By Bernat Parera
PERITO MORENO GLACIER, Argentina (Reuters) -The deep cracking sound bursting from within the ice signals the dramatic fall about to happen. Seconds later, a block of ice some 70 meters (230 ft) tall – the size of a 20-story building – collapses from the face of the Perito Moreno glacier into the aquamarine water below.
The sight has attracted visitors to Argentina’s most famous glacier for years. Standing on platforms facing the ice, they wait for the next crack to split the cool Patagonian air.
But recently the size of the ice chunks breaking off – a process called “calving” – has been starting to alarm local guides and glaciologists, already anxious at a prolonged retreat by Perito Moreno, which had bucked the trend in recent decades by maintaining its mass even as warmer climates spurred faster glacial melting worldwide.
“Ice calving events of this size haven’t been very common at the Perito Moreno glacier over the past 20 years,” said Pablo Quinteros, an official tourist guide at Los Glaciares National Park in the southern province of Santa Cruz.
“It’s only in the last four to six years that we’ve started to see icebergs this big,” he told Reuters during a visit in April.
The face of the glacier, which flows down from Andean peaks to end in the waters of Lake Argentina, had for decades held more or less steady, some years advancing and others retreating.

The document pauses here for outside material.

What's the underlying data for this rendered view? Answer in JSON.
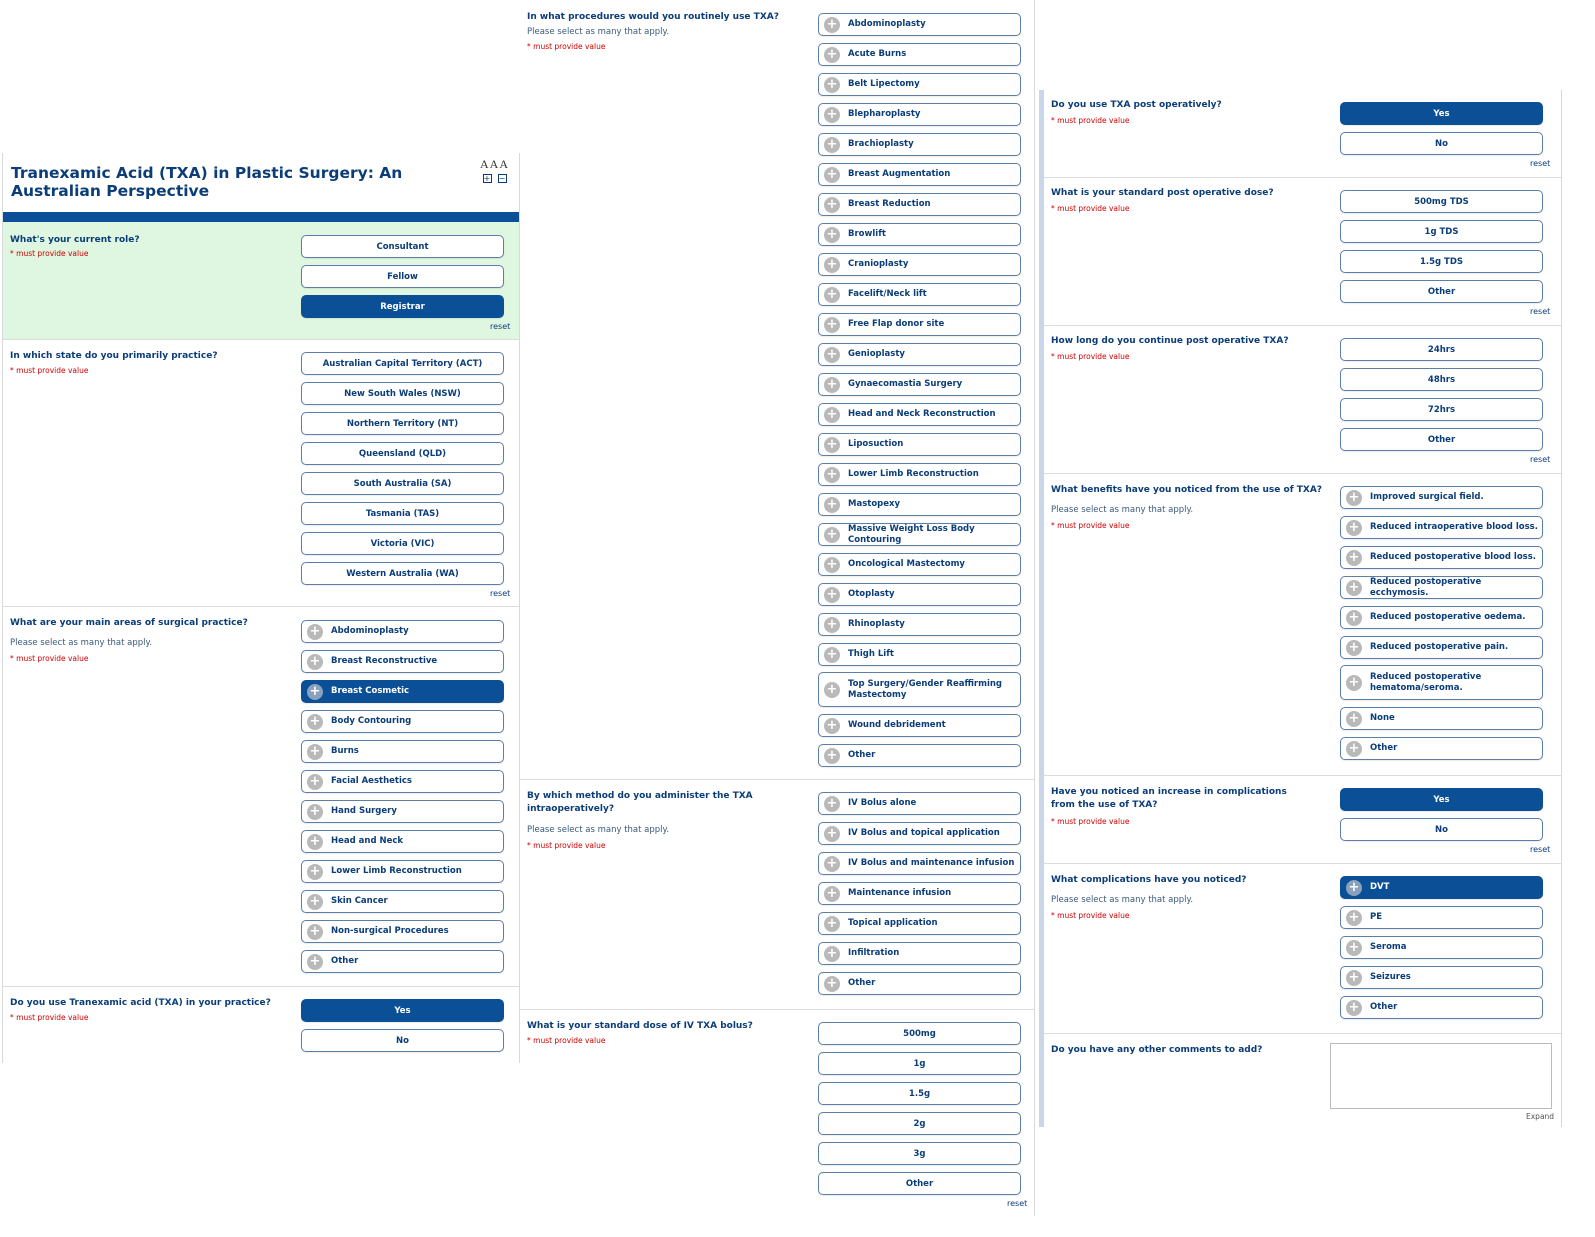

But in the last five years, there’s been a firmer retreat.
“It had been in more or less the same position for the past 80 years. And that’s unusual,” said Argentine glaciologist Lucas Ruiz with state science body CONICET, whose research focus is the future of Patagonian glaciers in the face of climate change.
“However, since 2020, signs of retreat have begun to be seen in some parts of the Perito Moreno glacier’s face.”
He said that the glacier could rebound as it has done before, but that for the moment it was losing between one and two meters of water equivalent per year, which if not reversed could lead to a situation where the loss accelerates.
A state-backed 2024 report, co-authored by Ruiz and presented to Argentina’s Congress, showed that while Perito Moreno’s mass has been overall stable for half a century, the period since 2015 has seen the fastest and most prolonged loss of mass in 47 years, on average losing 0.85 meters per year.
Glaciers around the globe are disappearing faster than ever, with the last three-year period seeing the largest glacial mass loss on record, according to a UNESCO report in March.
‘YOU CAN’T GRASP THE IMMENSITY OF IT’
Ruiz said instruments his research team used to monitor the glacier had shown an increase in air temperature in the area of around 0.06 degrees Celsius per decade and precipitation decreasing, meaning less accumulation of snow and ice.
“The thing with Perito Moreno is that it took a while, so to speak, to feel the effects of climate change,” Ruiz said. Now, however, the accumulation of ice at the top of the glacier was being outpaced by melting and calving at the bottom.
“The changes we are seeing today clearly show that this balance of forces… has been disrupted, and today the glacier is losing both in thickness and area.”
For now, the glacier remains an awe-inspiring attraction for travelers, who board boats to see the calving and the huge icebergs floating around the lake up close.
“It’s insane. The most incredible thing I’ve ever seen,” said Brazilian tourist Giovanna Machado on the deck of one of the boats, which have to be careful of sudden ice falls.
“Even in photos, you just can’t grasp the immensity of it, and it’s perfect. It’s amazing. I think everyone should come here at least once in their lifetime.”